Commentary: How I Learned To Love Online Trading

It's an article of faith: The best time to buy stocks is when everybody seems to be selling. That was true in the October massacres of 1987, 1989, and 1997. So after 14 years of writing about the markets, I decided to open an online brokerage account to do some bottom-fishing during the recent market travails.

Overall, I've had a positive experience. But I've also been exposed to the risks of buying stocks via the Internet. The biggest drawback is that you're totally on your own, and it's easy to make mistakes. A common one is to pick a broker that fails to provide quick or reliable executions or whose Web site is slow or prone to failure. It's best to try a few before settling on one, though that's not what I did. I picked Charles Schwab on the recommendation of a colleague. But before I opened my account, I did some checking. A glance at a Motley Fool message board on America Online (keyword, Motley Fool; heading, Consumer Rap) showed only favorable comments on Schwab--while there were beefs about some of the other, cheaper brokers, primarily that they execute trades slowly or not at the best price.

Not so at Schwab. It charges $29.95 for up to 1,000 shares, and 3 cents a share for larger orders, about triple what others get. But my trades were executed almost instantaneously and at fair prices. I also found Schwab's reputation for good customer service was justified. I had a couple of complaints about two of my trades--problems, it turned out, caused by my own carelessness. For example, I thought I had voided a trade by clicking on "cancel". But I had only asked for the cancellation and did not wait for online confirmation that it had taken place. It hadn't. When I phoned Schwab's 800 number for an explanation, the brokerage house handled my questions courteously.

BUSINESS WEEK'S ethics policy bars staff members from writing or editing stories about companies in which they or their families own securities, or from trading in a security based on data gathered by the magazine before a story is published. I have complied with those rules and, as required, disclosed my holdings to the magazine's Editor-in-Chief.

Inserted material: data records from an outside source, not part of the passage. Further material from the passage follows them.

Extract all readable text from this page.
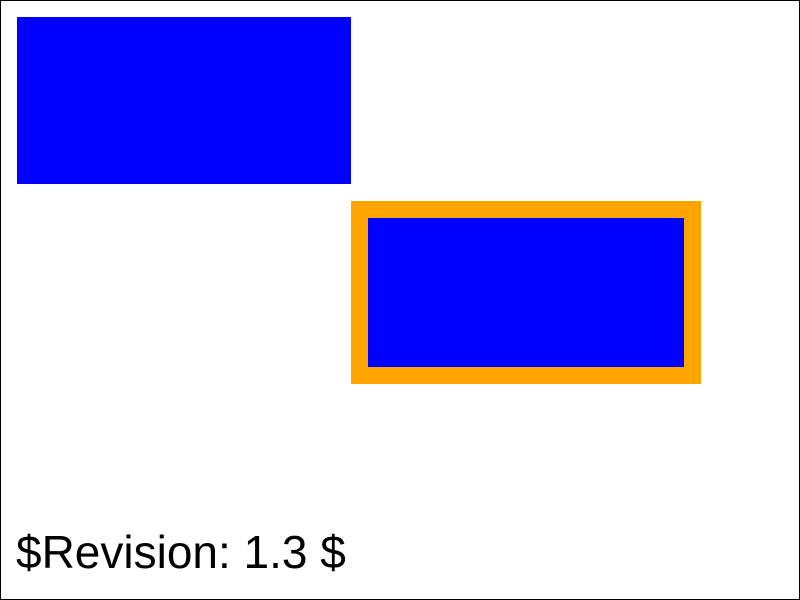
$Revision: 1.3 $
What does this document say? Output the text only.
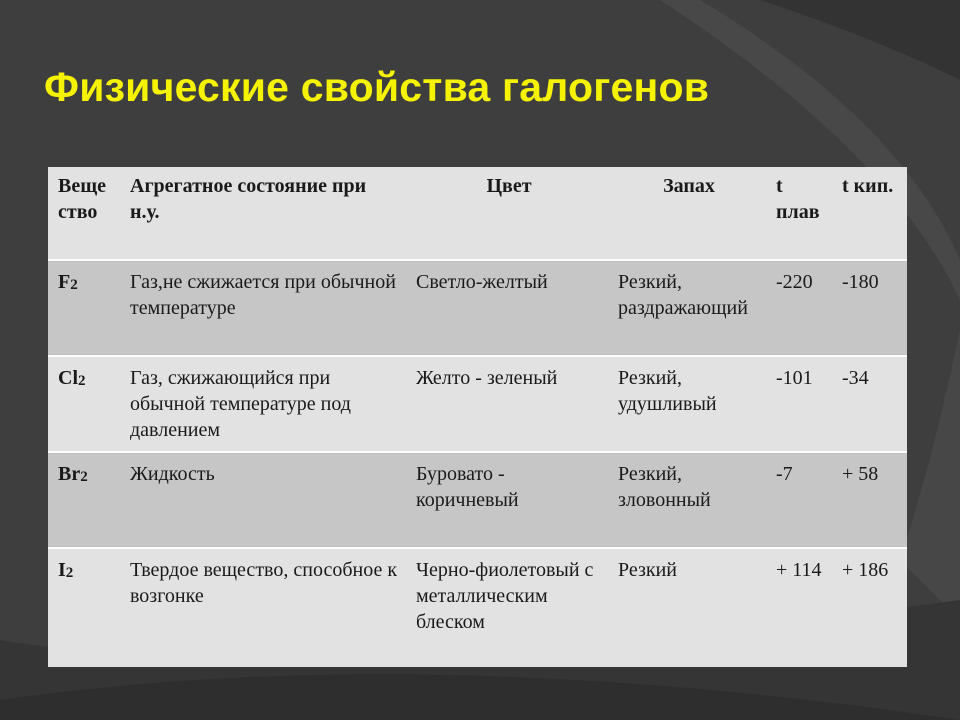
Физические свойства галогенов
Вещество	Агрегатное состояние при н.у.	Цвет	Запах	t плав	t кип.
$F_2$	Газ,не сжижается при обычной температуре	Светло-желтый	Резкий, раздражающий	-220	-180
$Cl_2$	Газ, сжижающийся при обычной температуре под давлением	Желто - зеленый	Резкий, удушливый	-101	-34
$Br_2$	Жидкость	Буровато - коричневый	Резкий, зловонный	-7	+ 58
$I_2$	Твердое вещество, способное к возгонке	Черно-фиолетовый с металлическим блеском	Резкий	+ 114	+ 186
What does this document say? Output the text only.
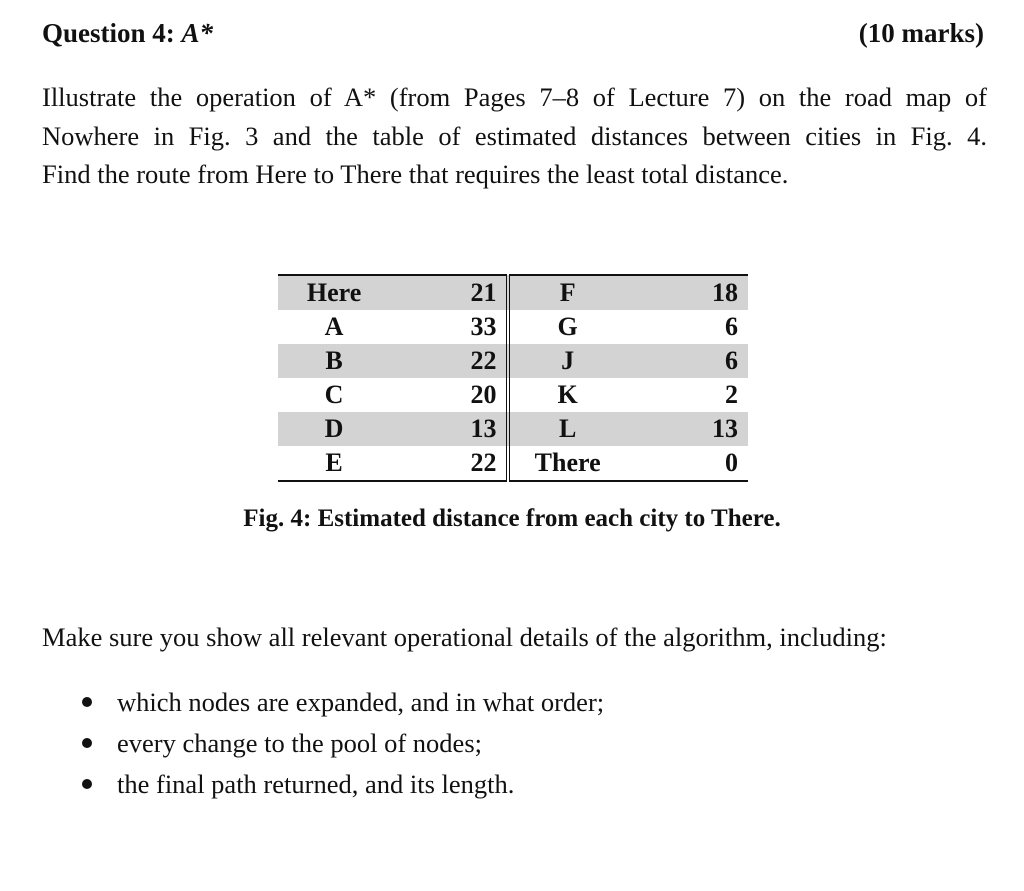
Question 4: A*	(10 marks)
Illustrate the operation of A* (from Pages 7–8 of Lecture 7) on the road map of
Nowhere in Fig. 3 and the table of estimated distances between cities in Fig. 4.
Find the route from Here to There that requires the least total distance.
Here	21	F	18
A	33	G	6
B	22	J	6
C	20	K	2
D	13	L	13
E	22	There	0
Fig. 4: Estimated distance from each city to There.
Make sure you show all relevant operational details of the algorithm, including:
which nodes are expanded, and in what order;
every change to the pool of nodes;
the final path returned, and its length.
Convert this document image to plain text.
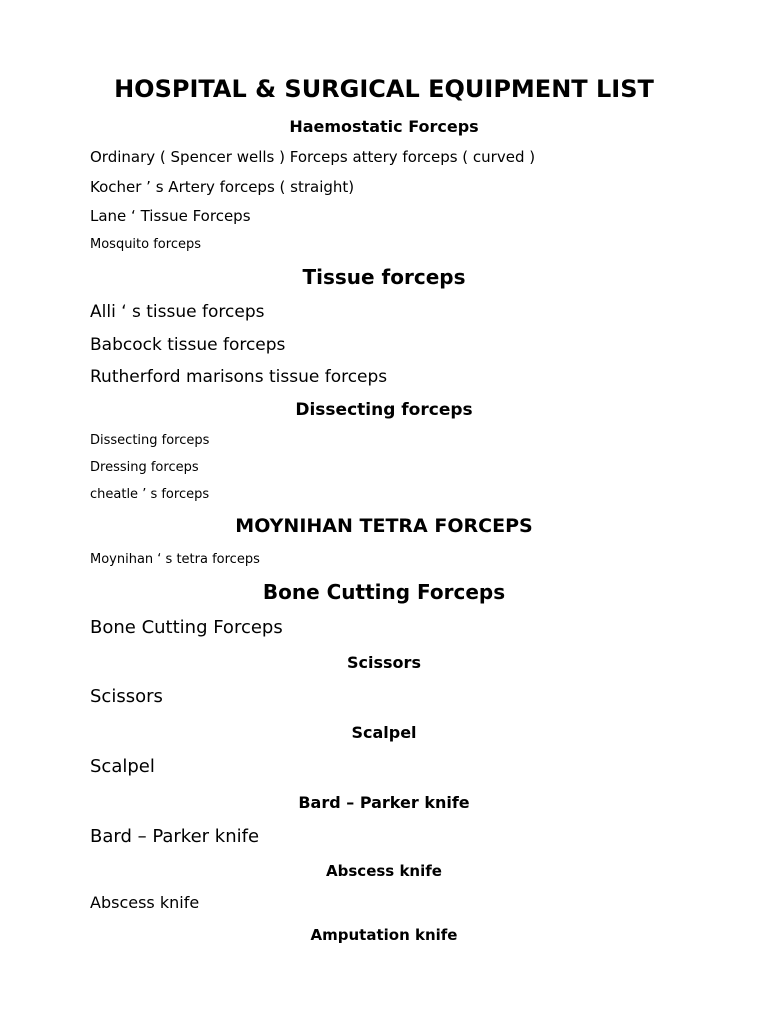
HOSPITAL & SURGICAL EQUIPMENT LIST
Haemostatic Forceps
Ordinary ( Spencer wells ) Forceps attery forceps ( curved )
Kocher ’ s Artery forceps ( straight)
Lane ‘ Tissue Forceps
Mosquito forceps
Tissue forceps
Alli ‘ s tissue forceps
Babcock tissue forceps
Rutherford marisons tissue forceps
Dissecting forceps
Dissecting forceps
Dressing forceps
cheatle ’ s forceps
MOYNIHAN TETRA FORCEPS
Moynihan ‘ s tetra forceps
Bone Cutting Forceps
Bone Cutting Forceps
Scissors
Scissors
Scalpel
Scalpel
Bard – Parker knife
Bard – Parker knife
Abscess knife
Abscess knife
Amputation knife
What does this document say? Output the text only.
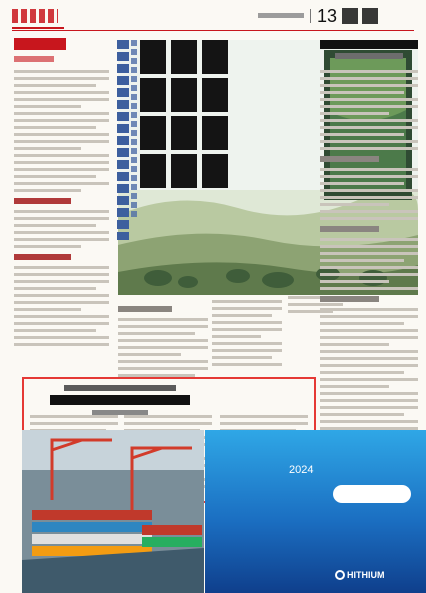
13
2024
HITHIUM
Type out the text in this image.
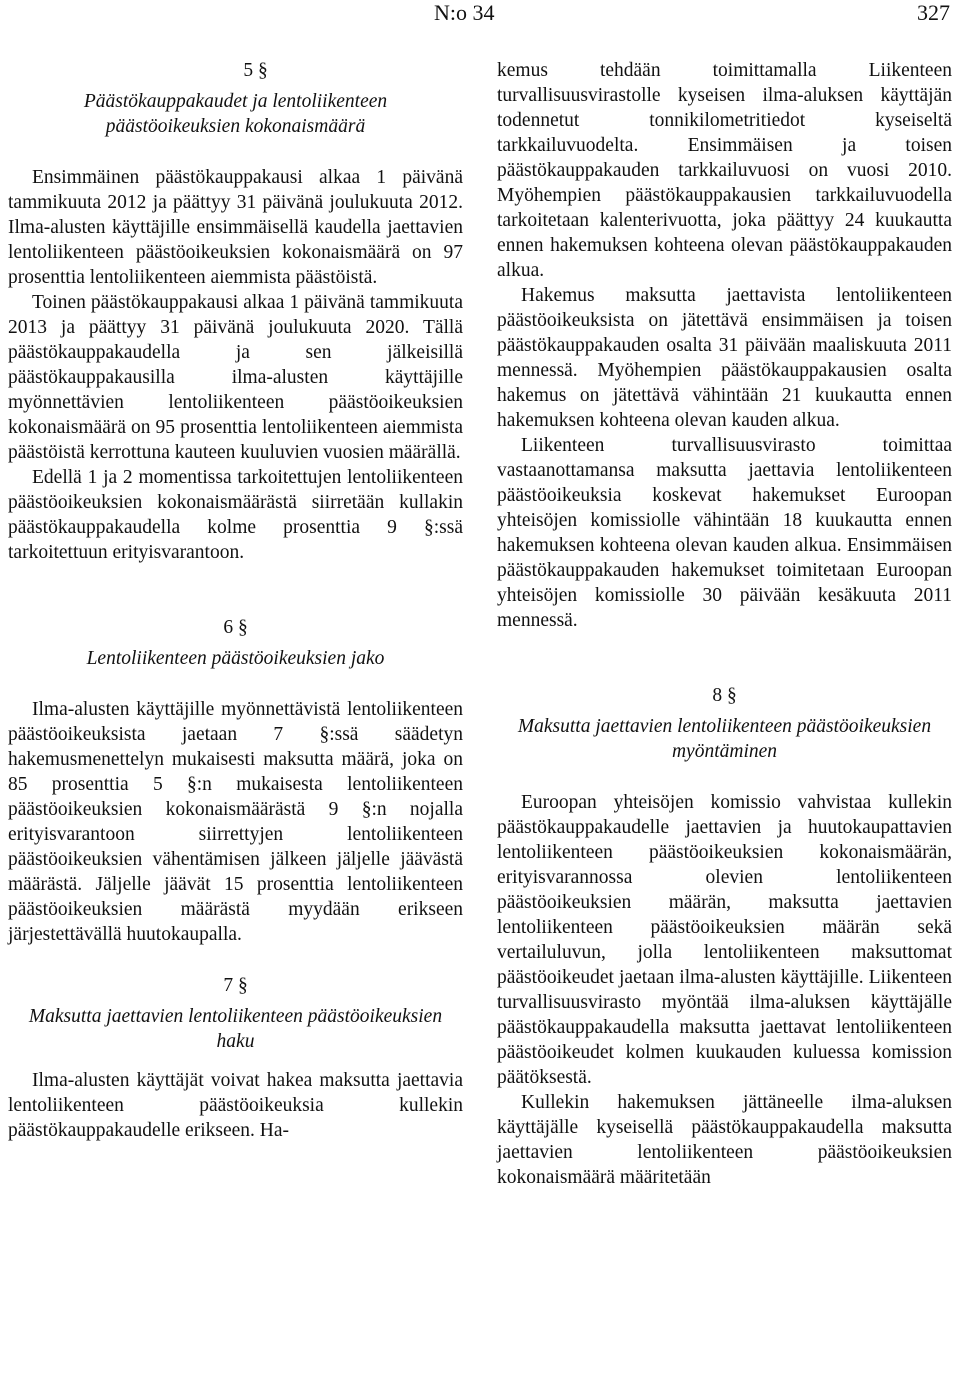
N:o 34	327

5 §

Päästökauppakaudet ja lentoliikenteen päästöoikeuksien kokonaismäärä

Ensimmäinen päästökauppakausi alkaa 1 päivänä tammikuuta 2012 ja päättyy 31 päivänä joulukuuta 2012. Ilma-alusten käyttäjille ensimmäisellä kaudella jaettavien lentoliikenteen päästöoikeuksien kokonaismäärä on 97 prosenttia lentoliikenteen aiemmista päästöistä.

Toinen päästökauppakausi alkaa 1 päivänä tammikuuta 2013 ja päättyy 31 päivänä joulukuuta 2020. Tällä päästökauppakaudella ja sen jälkeisillä päästökauppakausilla ilma-alusten käyttäjille myönnettävien lentoliikenteen päästöoikeuksien kokonaismäärä on 95 prosenttia lentoliikenteen aiemmista päästöistä kerrottuna kauteen kuuluvien vuosien määrällä.

Edellä 1 ja 2 momentissa tarkoitettujen lentoliikenteen päästöoikeuksien kokonaismäärästä siirretään kullakin päästökauppakaudella kolme prosenttia 9 §:ssä tarkoitettuun erityisvarantoon.

6 §

Lentoliikenteen päästöoikeuksien jako

Ilma-alusten käyttäjille myönnettävistä lentoliikenteen päästöoikeuksista jaetaan 7 §:ssä säädetyn hakemusmenettelyn mukaisesti maksutta määrä, joka on 85 prosenttia 5 §:n mukaisesta lentoliikenteen päästöoikeuksien kokonaismäärästä 9 §:n nojalla erityisvarantoon siirrettyjen lentoliikenteen päästöoikeuksien vähentämisen jälkeen jäljelle jäävästä määrästä. Jäljelle jäävät 15 prosenttia lentoliikenteen päästöoikeuksien määrästä myydään erikseen järjestettävällä huutokaupalla.

7 §

Maksutta jaettavien lentoliikenteen päästöoikeuksien haku

Ilma-alusten käyttäjät voivat hakea maksutta jaettavia lentoliikenteen päästöoikeuksia kullekin päästökauppakaudelle erikseen. Ha-

kemus tehdään toimittamalla Liikenteen turvallisuusvirastolle kyseisen ilma-aluksen käyttäjän todennetut tonnikilometritiedot kyseiseltä tarkkailuvuodelta. Ensimmäisen ja toisen päästökauppakauden tarkkailuvuosi on vuosi 2010. Myöhempien päästökauppakausien tarkkailuvuodella tarkoitetaan kalenterivuotta, joka päättyy 24 kuukautta ennen hakemuksen kohteena olevan päästökauppakauden alkua.

Hakemus maksutta jaettavista lentoliikenteen päästöoikeuksista on jätettävä ensimmäisen ja toisen päästökauppakauden osalta 31 päivään maaliskuuta 2011 mennessä. Myöhempien päästökauppakausien osalta hakemus on jätettävä vähintään 21 kuukautta ennen hakemuksen kohteena olevan kauden alkua.

Liikenteen turvallisuusvirasto toimittaa vastaanottamansa maksutta jaettavia lentoliikenteen päästöoikeuksia koskevat hakemukset Euroopan yhteisöjen komissiolle vähintään 18 kuukautta ennen hakemuksen kohteena olevan kauden alkua. Ensimmäisen päästökauppakauden hakemukset toimitetaan Euroopan yhteisöjen komissiolle 30 päivään kesäkuuta 2011 mennessä.

8 §

Maksutta jaettavien lentoliikenteen päästöoikeuksien myöntäminen

Euroopan yhteisöjen komissio vahvistaa kullekin päästökauppakaudelle jaettavien ja huutokaupattavien lentoliikenteen päästöoikeuksien kokonaismäärän, erityisvarannossa olevien lentoliikenteen päästöoikeuksien määrän, maksutta jaettavien lentoliikenteen päästöoikeuksien määrän sekä vertailuluvun, jolla lentoliikenteen maksuttomat päästöoikeudet jaetaan ilma-alusten käyttäjille. Liikenteen turvallisuusvirasto myöntää ilma-aluksen käyttäjälle päästökauppakaudella maksutta jaettavat lentoliikenteen päästöoikeudet kolmen kuukauden kuluessa komission päätöksestä.

Kullekin hakemuksen jättäneelle ilma-aluksen käyttäjälle kyseisellä päästökauppakaudella maksutta jaettavien lentoliikenteen päästöoikeuksien kokonaismäärä määritetään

While my executions were fast, I found the Schwab Web site a bit slow. Even after wading through the graphics-strewn "welcome" page, the next page you see has so many graphics and frames that it was too slow to load into the 486-class computer I have at home, which gets to the Net via a 28.8 kbps modem. I had no problem with my office pc, but it has a Pentium processor and a fast T-1 connection available to few investors. Some postings on aol show a sprinkling of similar complaints. A Schwab spokesman, Dan Hubbard, says Schwab has kept graphics to a minimum, and, in response to customer feedback, is considering launching an optional, text-only Web site.

RESEARCH. Schwab and other major brokers make stock research available to customers. Schwab offers First Call summaries of analyst recommendations and Standard & Poor's company and industry research (S&P, like Business Week, is a unit of The McGraw-Hill Companies). Schwab also carries company news headlines. But they weren't available for one of my stocks, even though it is a large-cap issue traded on the New York Stock Exchange. "Our coverage is pretty good but does not grab everything," noted Hubbard.

Fortunately, the Internet offers easy access to the most useful research--Securities & Exchange Commission corporate filings. These are available to anyone via the sec Web site ( Day traders who use Schwab still don't get the kind of data pros rely on--such as the size of bid and ask orders, which is a good ultrashort-term indicator of price movements. But when the market is acting as nutty as it has been, the best thing to do is to buy on dips as I did, salt the shares away, and try to forget about the lunacy.